In a blog post, Pew noted that the systems are not only flawed, but can be indecipherable. The machine learning algorithms at their cores are so sophisticated, they often arrive at puzzling conclusions that can’t be explained, even by data scientists who design them.
Gretchen Greene, an AI policy adviser at Harvard’s Berkman Klein Center for Internet and Society, says not being able to explain a system’s decisions could threaten crucial rights. “In the US we have guarantees around when the police are allowed to search or come into your house or look into your car,” she says. We also have rights that protect us against excessive use of force by police officers. But what if a facial recognition system wrongly identifies someone as a suspect who is armed and dangerous and the police respond with lethal force? What if a system misidentifies someone for a search? Without a way to audit the system and see how it arrived at that decision, Greene says, “you don’t meaningfully have that right.”

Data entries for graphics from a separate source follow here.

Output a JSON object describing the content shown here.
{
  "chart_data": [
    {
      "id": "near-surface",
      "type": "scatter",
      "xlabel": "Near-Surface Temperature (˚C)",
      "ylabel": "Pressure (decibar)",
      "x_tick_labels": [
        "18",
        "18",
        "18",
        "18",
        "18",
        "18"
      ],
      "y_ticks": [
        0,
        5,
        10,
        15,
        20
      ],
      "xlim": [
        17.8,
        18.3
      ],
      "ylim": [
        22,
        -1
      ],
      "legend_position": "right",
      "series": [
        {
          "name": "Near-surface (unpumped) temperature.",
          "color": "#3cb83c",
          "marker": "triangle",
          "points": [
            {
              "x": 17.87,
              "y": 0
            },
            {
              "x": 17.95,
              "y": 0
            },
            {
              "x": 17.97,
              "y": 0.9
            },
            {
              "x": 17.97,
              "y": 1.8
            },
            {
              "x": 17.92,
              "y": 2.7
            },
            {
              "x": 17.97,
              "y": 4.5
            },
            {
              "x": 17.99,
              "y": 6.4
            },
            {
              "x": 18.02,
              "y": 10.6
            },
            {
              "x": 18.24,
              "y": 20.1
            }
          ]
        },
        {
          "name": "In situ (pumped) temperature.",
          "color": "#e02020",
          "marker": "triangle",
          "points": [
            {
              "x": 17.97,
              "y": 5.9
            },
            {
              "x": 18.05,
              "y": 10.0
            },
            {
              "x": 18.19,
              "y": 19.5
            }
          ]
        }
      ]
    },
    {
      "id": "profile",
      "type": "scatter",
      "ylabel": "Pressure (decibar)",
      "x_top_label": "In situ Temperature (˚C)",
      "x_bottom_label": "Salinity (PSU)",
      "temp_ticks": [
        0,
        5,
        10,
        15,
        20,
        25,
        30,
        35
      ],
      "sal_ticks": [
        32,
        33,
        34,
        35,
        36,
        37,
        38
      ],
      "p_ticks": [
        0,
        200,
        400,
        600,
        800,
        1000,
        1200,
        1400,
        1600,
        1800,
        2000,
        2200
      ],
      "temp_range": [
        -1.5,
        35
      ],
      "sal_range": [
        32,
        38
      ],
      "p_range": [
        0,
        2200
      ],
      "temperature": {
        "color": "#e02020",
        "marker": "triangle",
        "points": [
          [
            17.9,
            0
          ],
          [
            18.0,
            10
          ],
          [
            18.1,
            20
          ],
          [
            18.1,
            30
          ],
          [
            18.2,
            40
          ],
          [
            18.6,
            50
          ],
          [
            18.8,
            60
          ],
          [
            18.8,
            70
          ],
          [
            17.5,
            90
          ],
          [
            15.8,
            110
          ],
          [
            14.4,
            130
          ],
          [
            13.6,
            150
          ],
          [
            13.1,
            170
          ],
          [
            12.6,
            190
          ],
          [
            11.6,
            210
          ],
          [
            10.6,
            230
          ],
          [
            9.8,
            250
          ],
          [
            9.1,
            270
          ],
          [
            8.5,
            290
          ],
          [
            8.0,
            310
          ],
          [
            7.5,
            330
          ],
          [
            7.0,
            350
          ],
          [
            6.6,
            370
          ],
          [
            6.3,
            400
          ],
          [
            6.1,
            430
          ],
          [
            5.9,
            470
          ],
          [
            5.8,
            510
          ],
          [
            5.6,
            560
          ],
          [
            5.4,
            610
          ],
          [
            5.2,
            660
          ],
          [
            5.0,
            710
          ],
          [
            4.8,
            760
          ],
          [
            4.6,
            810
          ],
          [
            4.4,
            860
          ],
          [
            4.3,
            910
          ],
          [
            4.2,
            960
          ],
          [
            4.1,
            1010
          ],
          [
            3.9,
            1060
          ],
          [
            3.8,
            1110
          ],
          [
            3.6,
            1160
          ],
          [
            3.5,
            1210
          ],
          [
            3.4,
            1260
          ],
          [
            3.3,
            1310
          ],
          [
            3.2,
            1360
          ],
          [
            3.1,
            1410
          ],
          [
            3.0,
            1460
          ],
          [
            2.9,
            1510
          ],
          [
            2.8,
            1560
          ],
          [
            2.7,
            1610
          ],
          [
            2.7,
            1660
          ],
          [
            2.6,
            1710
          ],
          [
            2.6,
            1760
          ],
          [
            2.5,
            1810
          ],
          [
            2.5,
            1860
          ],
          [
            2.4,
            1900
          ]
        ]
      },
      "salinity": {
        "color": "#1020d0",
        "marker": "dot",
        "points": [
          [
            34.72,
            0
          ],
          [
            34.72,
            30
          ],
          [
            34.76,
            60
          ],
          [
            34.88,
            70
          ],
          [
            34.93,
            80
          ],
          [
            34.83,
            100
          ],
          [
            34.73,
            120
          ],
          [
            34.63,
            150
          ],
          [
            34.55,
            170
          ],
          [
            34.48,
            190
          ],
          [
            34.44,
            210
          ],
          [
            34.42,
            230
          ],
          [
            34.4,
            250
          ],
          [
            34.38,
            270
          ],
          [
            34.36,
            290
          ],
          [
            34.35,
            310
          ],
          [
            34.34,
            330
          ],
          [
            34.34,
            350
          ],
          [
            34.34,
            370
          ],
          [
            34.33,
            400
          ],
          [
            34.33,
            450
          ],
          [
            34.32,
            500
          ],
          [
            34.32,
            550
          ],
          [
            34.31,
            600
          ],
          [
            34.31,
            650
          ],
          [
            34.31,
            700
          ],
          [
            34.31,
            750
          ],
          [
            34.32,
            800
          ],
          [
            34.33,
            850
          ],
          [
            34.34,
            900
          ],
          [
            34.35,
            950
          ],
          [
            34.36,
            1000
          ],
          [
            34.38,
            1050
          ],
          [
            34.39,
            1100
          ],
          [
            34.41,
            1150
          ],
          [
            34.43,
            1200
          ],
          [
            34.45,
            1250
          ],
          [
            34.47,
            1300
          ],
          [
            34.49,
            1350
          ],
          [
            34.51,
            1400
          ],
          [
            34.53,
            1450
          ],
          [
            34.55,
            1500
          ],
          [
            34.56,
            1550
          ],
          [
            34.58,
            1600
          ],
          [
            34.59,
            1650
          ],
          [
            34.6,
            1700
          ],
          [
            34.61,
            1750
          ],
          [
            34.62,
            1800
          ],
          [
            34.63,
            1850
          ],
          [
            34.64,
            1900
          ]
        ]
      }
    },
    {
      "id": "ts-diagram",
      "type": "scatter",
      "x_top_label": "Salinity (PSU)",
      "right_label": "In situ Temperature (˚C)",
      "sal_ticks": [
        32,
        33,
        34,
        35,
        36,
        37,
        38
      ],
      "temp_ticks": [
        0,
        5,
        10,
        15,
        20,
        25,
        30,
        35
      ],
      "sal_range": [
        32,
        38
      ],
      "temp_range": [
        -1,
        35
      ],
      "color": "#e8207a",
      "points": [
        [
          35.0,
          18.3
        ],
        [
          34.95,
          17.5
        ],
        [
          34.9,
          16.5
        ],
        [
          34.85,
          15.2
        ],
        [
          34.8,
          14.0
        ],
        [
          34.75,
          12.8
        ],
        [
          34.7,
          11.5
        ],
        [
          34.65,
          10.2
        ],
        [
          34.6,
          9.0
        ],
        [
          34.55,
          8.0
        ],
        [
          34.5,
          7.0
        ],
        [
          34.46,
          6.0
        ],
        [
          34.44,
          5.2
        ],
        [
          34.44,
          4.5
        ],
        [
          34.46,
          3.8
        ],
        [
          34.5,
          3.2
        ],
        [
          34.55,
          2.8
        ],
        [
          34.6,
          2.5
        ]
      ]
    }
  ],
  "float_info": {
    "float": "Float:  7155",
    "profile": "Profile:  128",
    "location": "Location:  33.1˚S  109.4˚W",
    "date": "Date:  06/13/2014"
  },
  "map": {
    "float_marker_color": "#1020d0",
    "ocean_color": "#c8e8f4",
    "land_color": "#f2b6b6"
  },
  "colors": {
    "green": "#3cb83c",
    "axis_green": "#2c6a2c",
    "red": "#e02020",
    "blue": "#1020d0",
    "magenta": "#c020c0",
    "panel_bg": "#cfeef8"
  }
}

Facial recognition also isn’t working alone. It fits into broader surveillance systems from geo-tracking on cell phones to security cameras in department stores. “You could create an ever-present collection of information that I hope doesn’t happen,” says Greene, who worries that kind of intense surveillance could affect more than just crime. It could stop people from participating in political groups, meeting with certain people, or practicing their religion, all of which are constitutionally guaranteed rights. “I think we should think hard about the tradeoff we want to make between security and other things like privacy,” says Greene. At the very least, if we do decide to make that tradeoff, citizens should be aware of what they stand to gain, and what they might lose.